En la actual coyuntura política se discute incluso si no es el propio “jefe” el que busca agradar a una sola persona. No está claro a quién le habla el Presidente cuando anuncia el cierre de escuelas, señala con el dedo a empresarios gastronómicos, trata de “imbéciles” a los opositores o embiste contra los jueces. ¿Le habla a su propio espejo o a la vicepresidenta? ¿Les habla al sector más radicalizado del oficialismo o a algunos sindicalistas? Lo único claro es que no parece hablarle a la sociedad.
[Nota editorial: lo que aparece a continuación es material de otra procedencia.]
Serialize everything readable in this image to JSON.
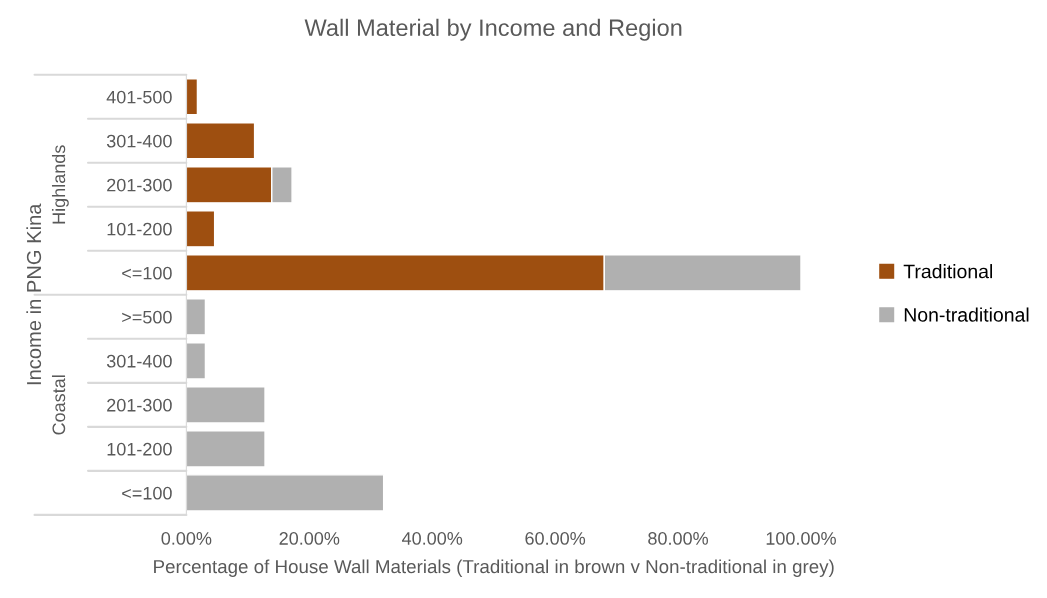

Este vicio de la política que se habla a sí misma y se aleja de los ciudadanos no es, por cierto, algo propio de esta administración, aunque ahora luce exacerbado. Los últimos gobiernos han mostrado fallas gruesas en sus sistemas de decisión. Ahora parecen imponerse las obsesiones de un núcleo duro y beligerante del oficialismo, como en el esplendor del “vamos por todo”. Pero hubo épocas en las que se asumían, como verdades reveladas, las planillas de Excel o los focus groups, o en las que la opinión de un consultor (o de jóvenes expertos en sushi) valía más que la de un gobernador. Encontrar mecanismos virtuosos para la toma de decisiones es, quizá, el mayor desafío de los gobiernos. Eso implica eludir tanto el decisionismo autoritario e impulsivo como el exceso de cabildeos y comisiones. Implica, también, encontrar una diagonal entre la técnica y la intuición; entre los datos y la sensibilidad, entre la alta política y el sentido común. No parece haber recetas infalibles, pero hay algunas prácticas que a los mejores líderes los han ayudado: contar con equipos solventes y profesionales, rodearse de consejeros con criterio propio y estar dispuestos a escuchar sin perder el olfato ni la sensibilidad para interpretar qué le pasa a la gente.
En medio de una pandemia que desafía al país en varios frentes, quizá sea indispensable darle vueltas a esta pregunta: ¿cómo se toman las decisiones? Nos dijeron que era “un gobierno de científicos”. Tal vez nos conformaríamos con menos: con un gobierno que recupere la sensatez.